For at least several thousand years groups of humans have lived in the lowlands around the Great Smokies. Use of the highlands themselves by these earlier groups was probably limited, however. Our history of peoples in the mountains begins with reports of explorers who visited the Cherokees in the late 17th and 18th centuries. They found this tribe, which is thought to have left the ancestral Iroquoian territory and moved southward about the year 1000, dispersed in small villages along foothill streams in a great arc around the Southern Appalachians. Primarily an agricultural people, the Cherokees tended fields of corn, squash, beans, melons, and tobacco around their thatched log cabins. But they also hunted and fished, and gathered wild plant materials for both food and trade. Although the mountains harbored spirits that were not entirely friendly, the Cherokees camped in coves and gaps to hunt bear and deer, to gather nuts and berries, and to gather stone for implements. Early reports from the Smokies noted the large numbers of deer, bear, and beaver skins being traded by the Cherokees. Quite possibly, they set fire to attract game and promote the growth of berry bushes, thus creating some of the mysterious grass balds atop the Smokies. For purposes of trade and warfare they established trails through the mountains. Such a trail across Indian Gap remained the principal cross-mountain route until early this century.

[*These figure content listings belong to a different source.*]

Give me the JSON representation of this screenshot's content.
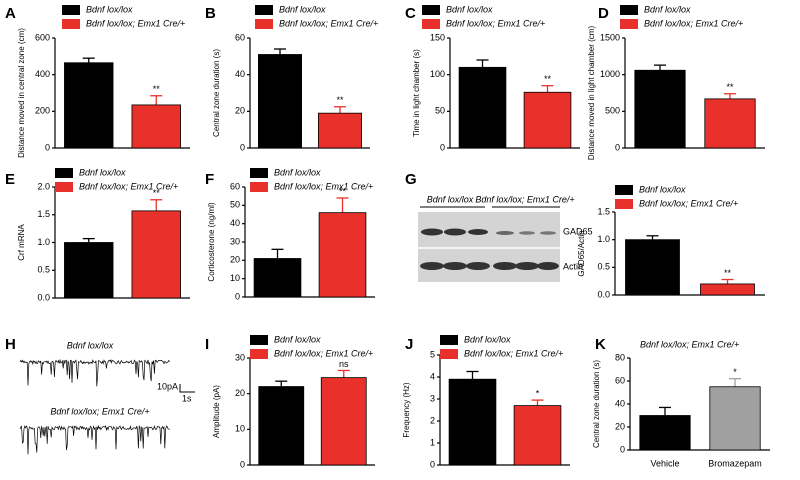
{
  "chart_data": [
    {
      "type": "bar",
      "panel": "A",
      "y_label": "Distance moved in central zone (cm)",
      "ylim": [
        0,
        600
      ],
      "yticks": [
        0,
        200,
        400,
        600
      ],
      "series": [
        {
          "name": "Bdnf lox/lox",
          "color": "#000000",
          "values": [
            465
          ],
          "errors": [
            25
          ]
        },
        {
          "name": "Bdnf lox/lox; Emx1 Cre/+",
          "color": "#e8312a",
          "values": [
            235
          ],
          "errors": [
            50
          ],
          "significance": "**"
        }
      ]
    },
    {
      "type": "bar",
      "panel": "B",
      "y_label": "Central zone duration (s)",
      "ylim": [
        0,
        60
      ],
      "yticks": [
        0,
        20,
        40,
        60
      ],
      "series": [
        {
          "name": "Bdnf lox/lox",
          "color": "#000000",
          "values": [
            51
          ],
          "errors": [
            3
          ]
        },
        {
          "name": "Bdnf lox/lox; Emx1 Cre/+",
          "color": "#e8312a",
          "values": [
            19
          ],
          "errors": [
            3.5
          ],
          "significance": "**"
        }
      ]
    },
    {
      "type": "bar",
      "panel": "C",
      "y_label": "Time in light chamber (s)",
      "ylim": [
        0,
        150
      ],
      "yticks": [
        0,
        50,
        100,
        150
      ],
      "series": [
        {
          "name": "Bdnf lox/lox",
          "color": "#000000",
          "values": [
            110
          ],
          "errors": [
            10
          ]
        },
        {
          "name": "Bdnf lox/lox; Emx1 Cre/+",
          "color": "#e8312a",
          "values": [
            76
          ],
          "errors": [
            9
          ],
          "significance": "**"
        }
      ]
    },
    {
      "type": "bar",
      "panel": "D",
      "y_label": "Distance moved in light chamber (cm)",
      "ylim": [
        0,
        1500
      ],
      "yticks": [
        0,
        500,
        1000,
        1500
      ],
      "series": [
        {
          "name": "Bdnf lox/lox",
          "color": "#000000",
          "values": [
            1060
          ],
          "errors": [
            70
          ]
        },
        {
          "name": "Bdnf lox/lox; Emx1 Cre/+",
          "color": "#e8312a",
          "values": [
            670
          ],
          "errors": [
            70
          ],
          "significance": "**"
        }
      ]
    },
    {
      "type": "bar",
      "panel": "E",
      "y_label": "Crf mRNA",
      "ylim": [
        0,
        2
      ],
      "yticks": [
        {
          "value": 0,
          "label": "0.0"
        },
        0.5,
        {
          "value": 1,
          "label": "1.0"
        },
        1.5,
        {
          "value": 2,
          "label": "2.0"
        }
      ],
      "series": [
        {
          "name": "Bdnf lox/lox",
          "color": "#000000",
          "values": [
            1.0
          ],
          "errors": [
            0.07
          ]
        },
        {
          "name": "Bdnf lox/lox; Emx1 Cre/+",
          "color": "#e8312a",
          "values": [
            1.57
          ],
          "errors": [
            0.2
          ],
          "significance": "**"
        }
      ]
    },
    {
      "type": "bar",
      "panel": "F",
      "y_label": "Corticosterone (ng/ml)",
      "ylim": [
        0,
        60
      ],
      "yticks": [
        0,
        10,
        20,
        30,
        40,
        50,
        60
      ],
      "series": [
        {
          "name": "Bdnf lox/lox",
          "color": "#000000",
          "values": [
            21
          ],
          "errors": [
            5
          ]
        },
        {
          "name": "Bdnf lox/lox; Emx1 Cre/+",
          "color": "#e8312a",
          "values": [
            46
          ],
          "errors": [
            8
          ],
          "significance": "**"
        }
      ]
    },
    {
      "type": "bar",
      "y_label": "GAD65/Actin",
      "ylim": [
        0,
        1.5
      ],
      "yticks": [
        {
          "value": 0,
          "label": "0.0"
        },
        0.5,
        {
          "value": 1,
          "label": "1.0"
        },
        1.5
      ],
      "series": [
        {
          "name": "Bdnf lox/lox",
          "color": "#000000",
          "values": [
            1.0
          ],
          "errors": [
            0.07
          ]
        },
        {
          "name": "Bdnf lox/lox; Emx1 Cre/+",
          "color": "#e8312a",
          "values": [
            0.2
          ],
          "errors": [
            0.08
          ],
          "significance": "**"
        }
      ]
    },
    {
      "type": "bar",
      "panel": "I",
      "y_label": "Amplitude (pA)",
      "ylim": [
        0,
        30
      ],
      "yticks": [
        0,
        10,
        20,
        30
      ],
      "series": [
        {
          "name": "Bdnf lox/lox",
          "color": "#000000",
          "values": [
            22
          ],
          "errors": [
            1.5
          ]
        },
        {
          "name": "Bdnf lox/lox; Emx1 Cre/+",
          "color": "#e8312a",
          "values": [
            24.5
          ],
          "errors": [
            2
          ],
          "significance": "ns"
        }
      ]
    },
    {
      "type": "bar",
      "panel": "J",
      "y_label": "Frequency (Hz)",
      "ylim": [
        0,
        5
      ],
      "yticks": [
        0,
        1,
        2,
        3,
        4,
        5
      ],
      "series": [
        {
          "name": "Bdnf lox/lox",
          "color": "#000000",
          "values": [
            3.9
          ],
          "errors": [
            0.35
          ]
        },
        {
          "name": "Bdnf lox/lox; Emx1 Cre/+",
          "color": "#e8312a",
          "values": [
            2.7
          ],
          "errors": [
            0.25
          ],
          "significance": "*"
        }
      ]
    },
    {
      "type": "catbar",
      "panel": "K",
      "y_label": "Central zone duration (s)",
      "subtitle": "Bdnf lox/lox; Emx1 Cre/+",
      "ylim": [
        0,
        80
      ],
      "yticks": [
        0,
        20,
        40,
        60,
        80
      ],
      "categories": [
        "Vehicle",
        "Bromazepam"
      ],
      "values": [
        30,
        55
      ],
      "errors": [
        7,
        7
      ],
      "colors": [
        "#000000",
        "#a0a0a0"
      ],
      "significance": [
        null,
        "*"
      ]
    }
  ],
  "blot": {
    "panel": "G",
    "groups": [
      "Bdnf lox/lox",
      "Bdnf lox/lox; Emx1 Cre/+"
    ],
    "bands": [
      "GAD65",
      "Actin"
    ]
  },
  "traces": {
    "panel": "H",
    "labels": [
      "Bdnf lox/lox",
      "Bdnf lox/lox; Emx1 Cre/+"
    ],
    "scale_y": "10pA",
    "scale_x": "1s"
  }
}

What effect did all this have on the tapestry of life in the mountains? Undoubtedly the Cherokees increased the area of open land, although some of their cropland might have been established on old beaver meadows. They may also have reduced the numbers of game and fur animals, although 18th-century travelers in the region still could be amazed at the abundance of deer, bison, beaver, cougars, and other animals. No species except the bison is known to have disappeared during the years the Cherokees had sole dominion over the land, and they may have contributed in some way to this one loss. With relatively small numbers in the Smokies, and a lack of highly destructive implements, especially guns, the Cherokees apparently changed the ecological picture only slightly in the days before contact with Europeans.

In the 1790s settlers, legally or illegally, began taking over former Cherokee land in the Smokies, beginning with two of the broader lowland valleys, the Oconaluftee and Cades Cove. As the Cherokees yielded more and more land, by treaty or to theft, settlement by the new Americans proceeded up other valleys, until by 1826 almost every watershed was occupied by at least a few families. Clearing and occupation of land continued through the 19th century, the largest concentrations developing in the Sugarlands (along the West Prong of Little Pigeon River), Greenbrier Cove, and Cataloochee, in addition to the earliest areas of settlement. In 1926, when land buying for the newly authorized park began, there were 1,200 farms and 7,300 people within the park boundaries. By this time, however, farming in the Smokies had passed its peak.